President-Elect Biden unveiled his $1.9 trillion American Rescue Plan. The proposal centers on providing economic relief from the pandemic and curbing the spread of the virus. While we have not listed every component of the plan below, key components are analyzed here.
$1 trillion in financial assistance for individuals and families: The lion’s share of the proposal would be dedicated to giving workers earning up to $73,000 annually a check for $1,400 to provide immediate financial relief. Separate from the $1 trillion for stimulus checks, the plan would also maintain expanded eligibility for unemployment insurance for the duration of the pandemic, offer housing assistance and maintain expanded access to nutrition assistance programs.
$350 billion for state and local governments: While funding to help states and local governments address the increased costs their programs faced during the pandemic, ANCOR notes that this funding is not earmarked in any way for Medicaid. As such, we are continuing our advocacy for Congress to include funding specific to Medicaid disability supports in the final version of the legislation it crafts from the Biden plan.
$160 billion to implement a vaccination program, including the expansion of testing: The funding would be used to “mount a national vaccination program, expand testing, mobilize a public health jobs program, and take other necessary steps to build capacity to fight the virus.” The President-Elect’s vaccination plan, a companion document to the legislative proposal, makes a specific reference to ensuring access to the vaccine for “institutions that serve individuals with intellectual and developmental disabilities [I/DD].”

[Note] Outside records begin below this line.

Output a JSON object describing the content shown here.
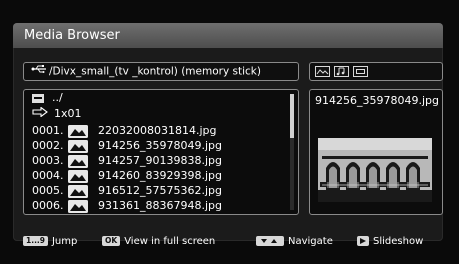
{
  "window": {
    "title": "Media Browser"
  },
  "path": {
    "icon": "usb-icon",
    "text": "/Divx_small_(tv _kontrol) (memory stick)"
  },
  "view_modes": [
    {
      "icon": "photo-view-icon",
      "selected": false
    },
    {
      "icon": "music-view-icon",
      "selected": false
    },
    {
      "icon": "video-view-icon",
      "selected": false
    }
  ],
  "file_list": {
    "parent": "../",
    "current_folder": "1x01",
    "files": [
      {
        "number": "0001.",
        "name": "22032008031814.jpg"
      },
      {
        "number": "0002.",
        "name": "914256_35978049.jpg"
      },
      {
        "number": "0003.",
        "name": "914257_90139838.jpg"
      },
      {
        "number": "0004.",
        "name": "914260_83929398.jpg"
      },
      {
        "number": "0005.",
        "name": "916512_57575362.jpg"
      },
      {
        "number": "0006.",
        "name": "931361_88367948.jpg"
      }
    ]
  },
  "preview": {
    "filename": "914256_35978049.jpg"
  },
  "footer": {
    "jump": {
      "key": "1...9",
      "label": "Jump"
    },
    "view": {
      "key": "OK",
      "label": "View in full screen"
    },
    "navigate": {
      "label": "Navigate"
    },
    "slideshow": {
      "label": "Slideshow"
    }
  },
  "colors": {
    "title_bar": "#5e5e5e",
    "background": "#1b1b1b",
    "border": "#8a8a8a",
    "text": "#ffffff"
  }
}
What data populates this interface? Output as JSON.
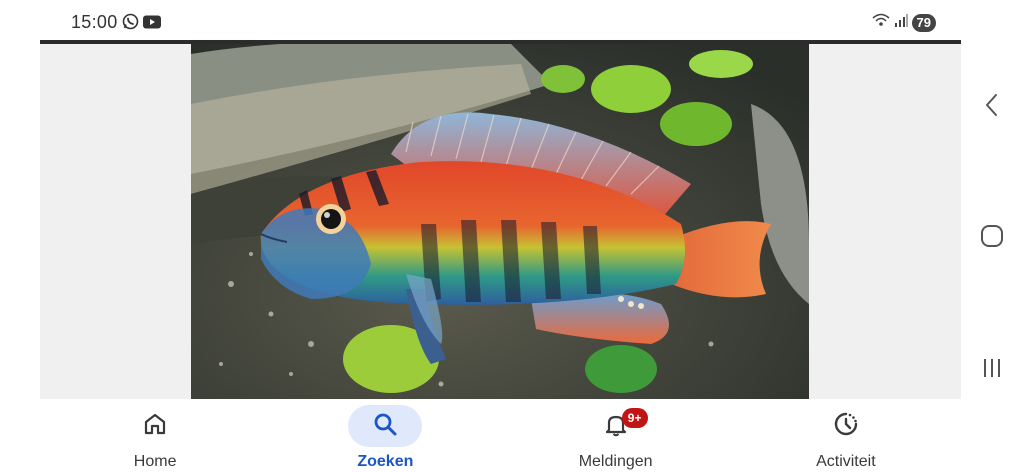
{
  "status_bar": {
    "time": "15:00",
    "left_icons": [
      "whatsapp-icon",
      "youtube-icon"
    ],
    "right_icons": [
      "wifi-icon",
      "signal-icon"
    ],
    "battery": "79"
  },
  "content": {
    "image_subject": "colorful cichlid fish photo"
  },
  "bottom_nav": {
    "items": [
      {
        "label": "Home",
        "icon": "home-icon",
        "active": false
      },
      {
        "label": "Zoeken",
        "icon": "search-icon",
        "active": true
      },
      {
        "label": "Meldingen",
        "icon": "bell-icon",
        "active": false,
        "badge": "9+"
      },
      {
        "label": "Activiteit",
        "icon": "activity-icon",
        "active": false
      }
    ]
  },
  "system_nav": [
    "back-icon",
    "home-circle-icon",
    "recents-icon"
  ],
  "colors": {
    "active_tab_text": "#1a56c9",
    "active_tab_pill": "#dfe9fb",
    "badge": "#c11515"
  }
}
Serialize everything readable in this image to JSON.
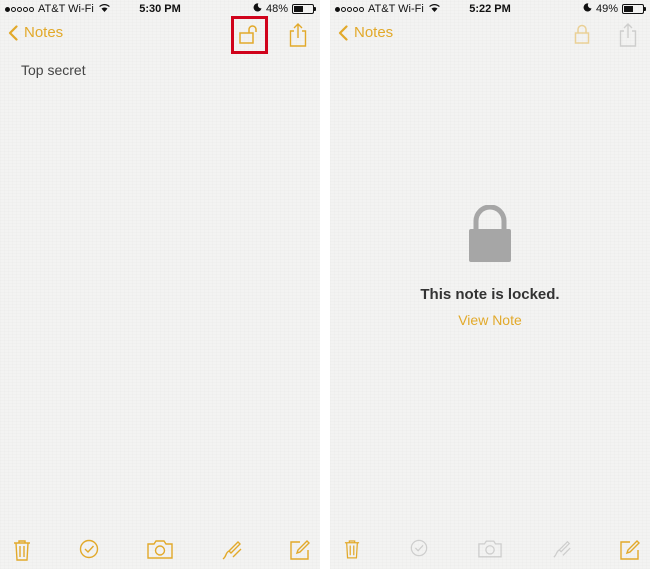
{
  "left_screen": {
    "status": {
      "carrier": "AT&T Wi-Fi",
      "time": "5:30 PM",
      "battery": "48%",
      "battery_level": 0.48
    },
    "nav": {
      "back_label": "Notes"
    },
    "note": {
      "text": "Top secret"
    },
    "icons": [
      "chevron-left-icon",
      "unlocked-icon",
      "share-icon",
      "trash-icon",
      "checklist-icon",
      "camera-icon",
      "sketch-icon",
      "compose-icon"
    ]
  },
  "right_screen": {
    "status": {
      "carrier": "AT&T Wi-Fi",
      "time": "5:22 PM",
      "battery": "49%",
      "battery_level": 0.49
    },
    "nav": {
      "back_label": "Notes"
    },
    "locked": {
      "title": "This note is locked.",
      "link": "View Note"
    },
    "icons": [
      "chevron-left-icon",
      "lock-icon",
      "share-icon",
      "trash-icon",
      "checklist-icon",
      "camera-icon",
      "sketch-icon",
      "compose-icon"
    ]
  },
  "colors": {
    "accent": "#e2a92a",
    "highlight": "#d0021b",
    "lock_gray": "#a6a6a6",
    "paper": "#f3f3f2"
  }
}
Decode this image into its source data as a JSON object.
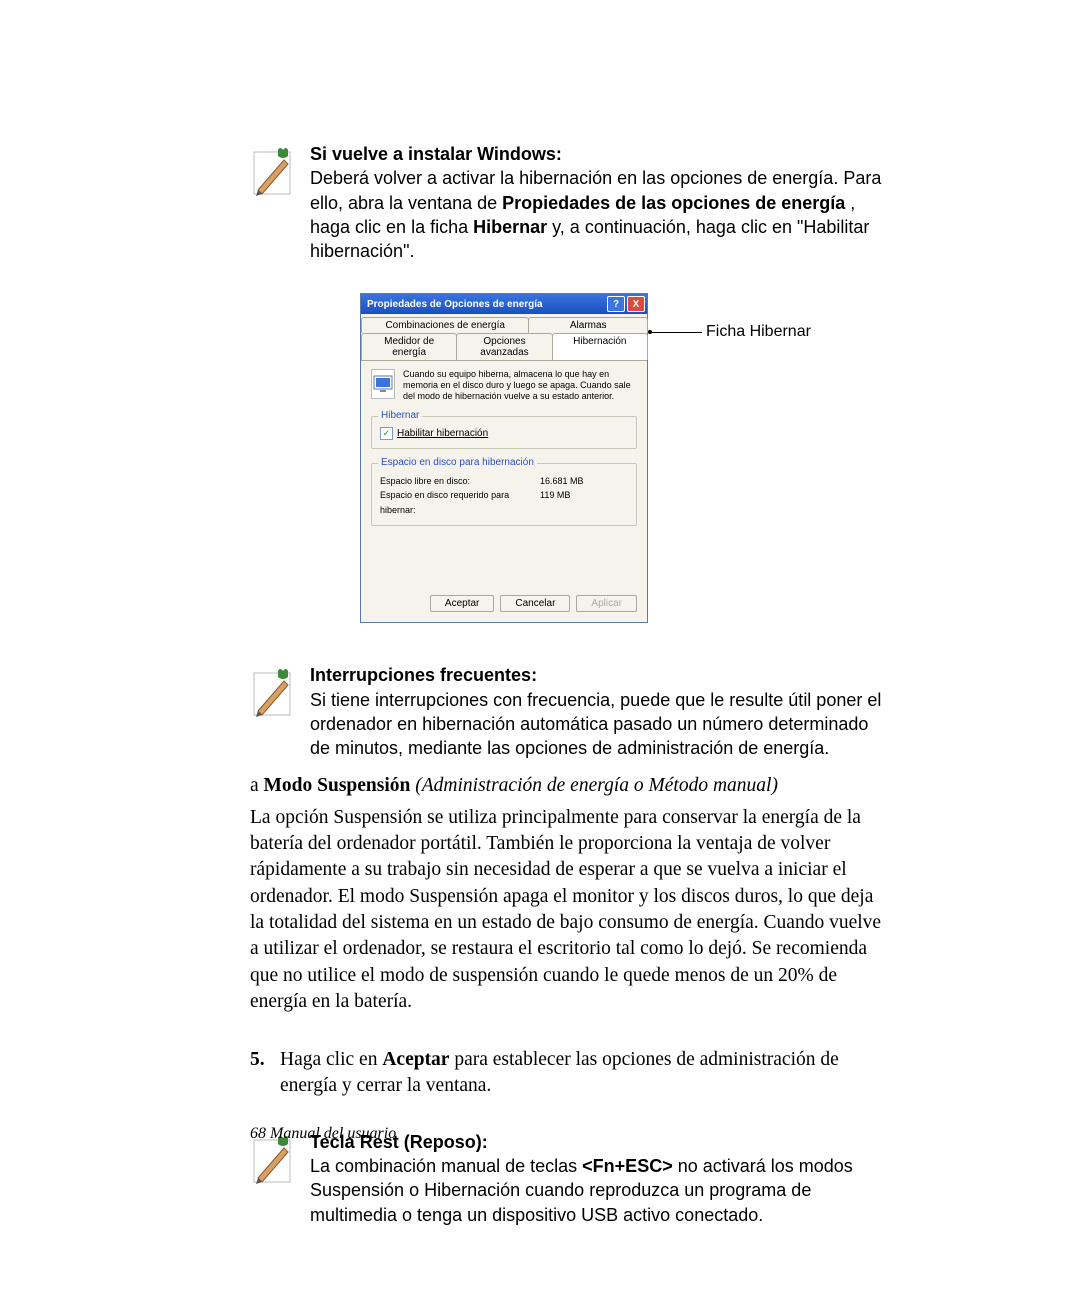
{
  "note1": {
    "title": "Si vuelve a instalar Windows:",
    "p1a": "Deberá volver a activar la hibernación en las opciones de energía. Para ello, abra la ventana de ",
    "p1b": "Propiedades de las opciones de energía",
    "p1c": " , haga clic en la ficha ",
    "p1d": "Hibernar",
    "p1e": " y, a continuación, haga clic en \"Habilitar hibernación\"."
  },
  "dialog": {
    "title": "Propiedades de Opciones de energía",
    "help": "?",
    "close": "X",
    "tabs_row1": [
      "Combinaciones de energía",
      "Alarmas"
    ],
    "tabs_row2": [
      "Medidor de energía",
      "Opciones avanzadas",
      "Hibernación"
    ],
    "desc": "Cuando su equipo hiberna, almacena lo que hay en memoria en el disco duro y luego se apaga. Cuando sale del modo de hibernación vuelve a su estado anterior.",
    "group1": {
      "legend": "Hibernar",
      "chk": "Habilitar hibernación"
    },
    "group2": {
      "legend": "Espacio en disco para hibernación",
      "k1": "Espacio libre en disco:",
      "v1": "16.681 MB",
      "k2": "Espacio en disco requerido para hibernar:",
      "v2": "119 MB"
    },
    "btn_ok": "Aceptar",
    "btn_cancel": "Cancelar",
    "btn_apply": "Aplicar"
  },
  "callout": "Ficha Hibernar",
  "note2": {
    "title": "Interrupciones frecuentes:",
    "text": "Si tiene interrupciones con frecuencia, puede que le resulte útil poner el ordenador en hibernación automática pasado un número determinado de minutos, mediante las opciones de administración de energía."
  },
  "subhead": {
    "prefix": "a ",
    "bold": "Modo Suspensión",
    "italic": " (Administración de energía o Método manual)"
  },
  "para": "La opción Suspensión se utiliza principalmente para conservar la energía de la batería del ordenador portátil. También le proporciona la ventaja de volver rápidamente a su trabajo sin necesidad de esperar a que se vuelva a iniciar el ordenador. El modo Suspensión apaga el monitor y los discos duros, lo que deja la totalidad del sistema en un estado de bajo consumo de energía. Cuando vuelve a utilizar el ordenador, se restaura el escritorio tal como lo dejó. Se recomienda que no utilice el modo de suspensión cuando le quede menos de un 20% de energía en la batería.",
  "step5": {
    "num": "5.",
    "a": "Haga clic en ",
    "b": "Aceptar",
    "c": " para establecer las opciones de administración de energía y cerrar la ventana."
  },
  "note3": {
    "title": "Tecla Rest (Reposo):",
    "a": "La combinación manual de teclas ",
    "b": "<Fn+ESC>",
    "c": " no activará los modos Suspensión o Hibernación cuando reproduzca un programa de multimedia o tenga un dispositivo USB activo conectado."
  },
  "footer": "68  Manual del usuario"
}
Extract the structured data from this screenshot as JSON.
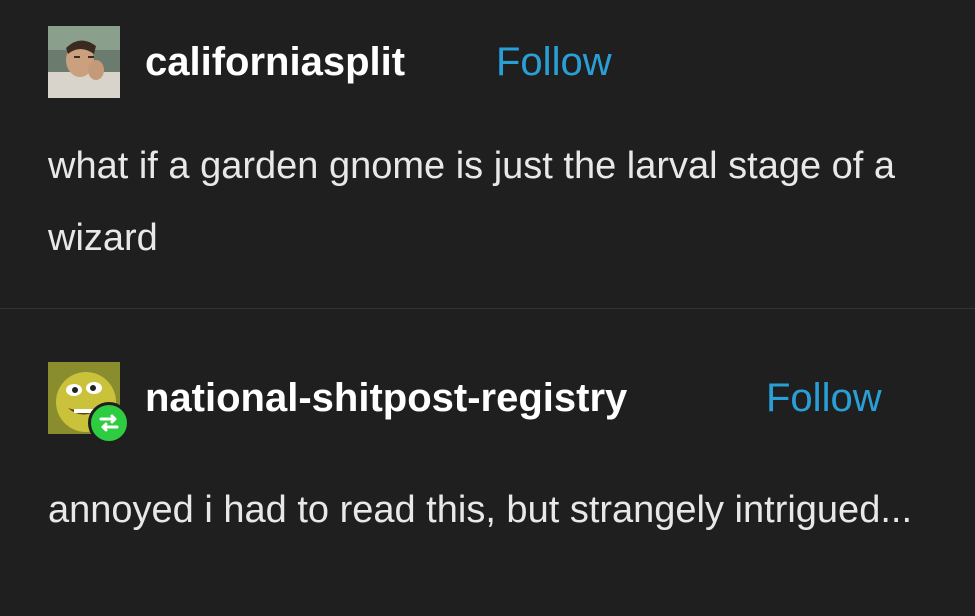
{
  "posts": [
    {
      "username": "californiasplit",
      "follow_label": "Follow",
      "text": "what if a garden gnome is just the larval stage of a wizard",
      "avatar_icon": "user-photo-avatar"
    },
    {
      "username": "national-shitpost-registry",
      "follow_label": "Follow",
      "text": "annoyed i had to read this, but strangely intrigued...",
      "avatar_icon": "green-face-avatar",
      "badge_icon": "reblog-icon"
    }
  ],
  "colors": {
    "background": "#1f1f1f",
    "text": "#e8e8e8",
    "username": "#ffffff",
    "follow": "#2a9fd6",
    "reblog_badge": "#2ecc40"
  }
}
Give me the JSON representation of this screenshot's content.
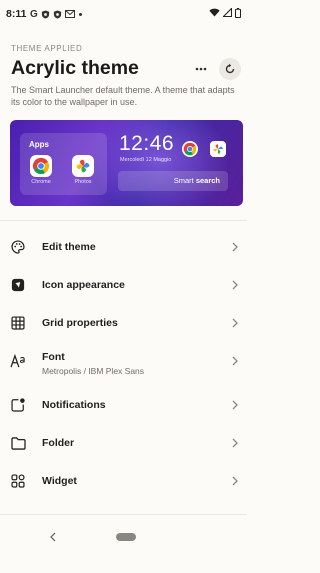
{
  "status_bar": {
    "time": "8:11",
    "left_icons": [
      "google-icon",
      "shield-icon",
      "shield-icon",
      "gmail-icon"
    ],
    "right_icons": [
      "wifi-icon",
      "signal-icon",
      "battery-icon"
    ]
  },
  "header": {
    "kicker": "THEME APPLIED",
    "title": "Acrylic theme",
    "description": "The Smart Launcher default theme. A theme that adapts its color to the wallpaper in use."
  },
  "preview": {
    "apps_title": "Apps",
    "apps": [
      {
        "label": "Chrome",
        "icon": "chrome-icon"
      },
      {
        "label": "Photos",
        "icon": "photos-icon"
      }
    ],
    "clock": "12:46",
    "date": "Mercoledì 12 Maggio",
    "search_prefix": "Smart ",
    "search_bold": "search"
  },
  "menu": [
    {
      "label": "Edit theme",
      "icon": "palette-icon"
    },
    {
      "label": "Icon appearance",
      "icon": "icon-shape-icon"
    },
    {
      "label": "Grid properties",
      "icon": "grid-icon"
    },
    {
      "label": "Font",
      "sublabel": "Metropolis / IBM Plex Sans",
      "icon": "font-icon"
    },
    {
      "label": "Notifications",
      "icon": "notification-badge-icon"
    },
    {
      "label": "Folder",
      "icon": "folder-icon"
    },
    {
      "label": "Widget",
      "icon": "widget-icon"
    }
  ],
  "colors": {
    "background": "#fdfbf8",
    "preview_gradient_start": "#4a1fb0",
    "preview_gradient_end": "#5a1f9a",
    "text_primary": "#1f1f1f",
    "text_secondary": "#6f6c68"
  }
}
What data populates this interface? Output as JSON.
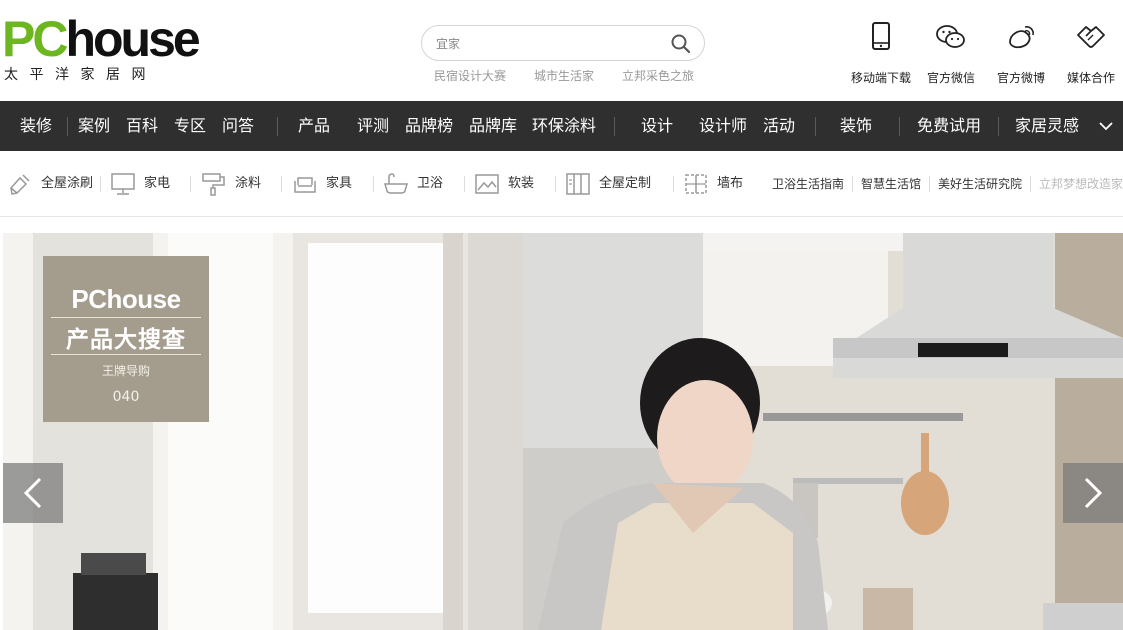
{
  "header": {
    "logo": {
      "letter_p": "P",
      "letter_c": "C",
      "rest": "house",
      "subtitle": "太平洋家居网"
    },
    "search": {
      "placeholder": "宜家",
      "icon": "search-icon"
    },
    "hot_links": [
      "民宿设计大赛",
      "城市生活家",
      "立邦采色之旅"
    ],
    "tools": [
      {
        "label": "移动端下载",
        "icon": "mobile-icon"
      },
      {
        "label": "官方微信",
        "icon": "wechat-icon"
      },
      {
        "label": "官方微博",
        "icon": "weibo-icon"
      },
      {
        "label": "媒体合作",
        "icon": "handshake-icon"
      }
    ]
  },
  "nav": {
    "items": [
      "装修",
      "案例",
      "百科",
      "专区",
      "问答",
      "产品",
      "评测",
      "品牌榜",
      "品牌库",
      "环保涂料",
      "设计",
      "设计师",
      "活动",
      "装饰",
      "免费试用",
      "家居灵感"
    ],
    "more_icon": "chevron-down-icon"
  },
  "categories": {
    "items": [
      {
        "label": "全屋涂刷",
        "icon": "brush-icon"
      },
      {
        "label": "家电",
        "icon": "monitor-icon"
      },
      {
        "label": "涂料",
        "icon": "paint-roller-icon"
      },
      {
        "label": "家具",
        "icon": "sofa-icon"
      },
      {
        "label": "卫浴",
        "icon": "bathtub-icon"
      },
      {
        "label": "软装",
        "icon": "picture-icon"
      },
      {
        "label": "全屋定制",
        "icon": "wardrobe-icon"
      },
      {
        "label": "墙布",
        "icon": "wallcloth-icon"
      }
    ],
    "links": [
      "卫浴生活指南",
      "智慧生活馆",
      "美好生活研究院"
    ],
    "muted_link": "立邦梦想改造家"
  },
  "hero": {
    "promo": {
      "brand": "PChouse",
      "title": "产品大搜查",
      "subtitle": "王牌导购",
      "number": "040"
    },
    "prev_icon": "chevron-left-icon",
    "next_icon": "chevron-right-icon"
  },
  "colors": {
    "brand_green": "#6cb61f",
    "nav_bg": "#2f2f2f",
    "promo_bg": "#a49c8d"
  }
}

The mention of I/DD in the vaccination plan is a significant victory for the disability community, which has not been prioritized to receive vaccines in many states’ vaccination plans. However, it behooves us to share this caveat from Politico Pulse: “Yet even with the best-laid plans, vaccinating hundreds of millions of Americans will be incredibly difficult. And though Biden isn’t backing off his ambitious goals, he’s made conscious efforts of late to temper expectations. ‘This will be one of the most challenging operational efforts we have ever undertaken as a nation,’ Biden cautioned on Thursday, adding that while his team would ‘move Heaven and Earth,’ it will fall to Congress to ‘make all of this happen.’ […] Another limiting factor: State governors, who will retain control over the nuts and bolts of the ground-level vaccination push no matter what overarching guidance the Biden White House advocates.”
$130 billion for school re-openings: This funding would be used to “help schools serve all students, no matter where they are learning, and help achieve President-elect Biden’s goal to open the majority of K-8 schools within the first 100 days of his Administration.”
We will share more details with our members as we uncover more details in this proposal and as Congress takes it on, as it is sure to undergo changes to ensure passage in through the legislative body.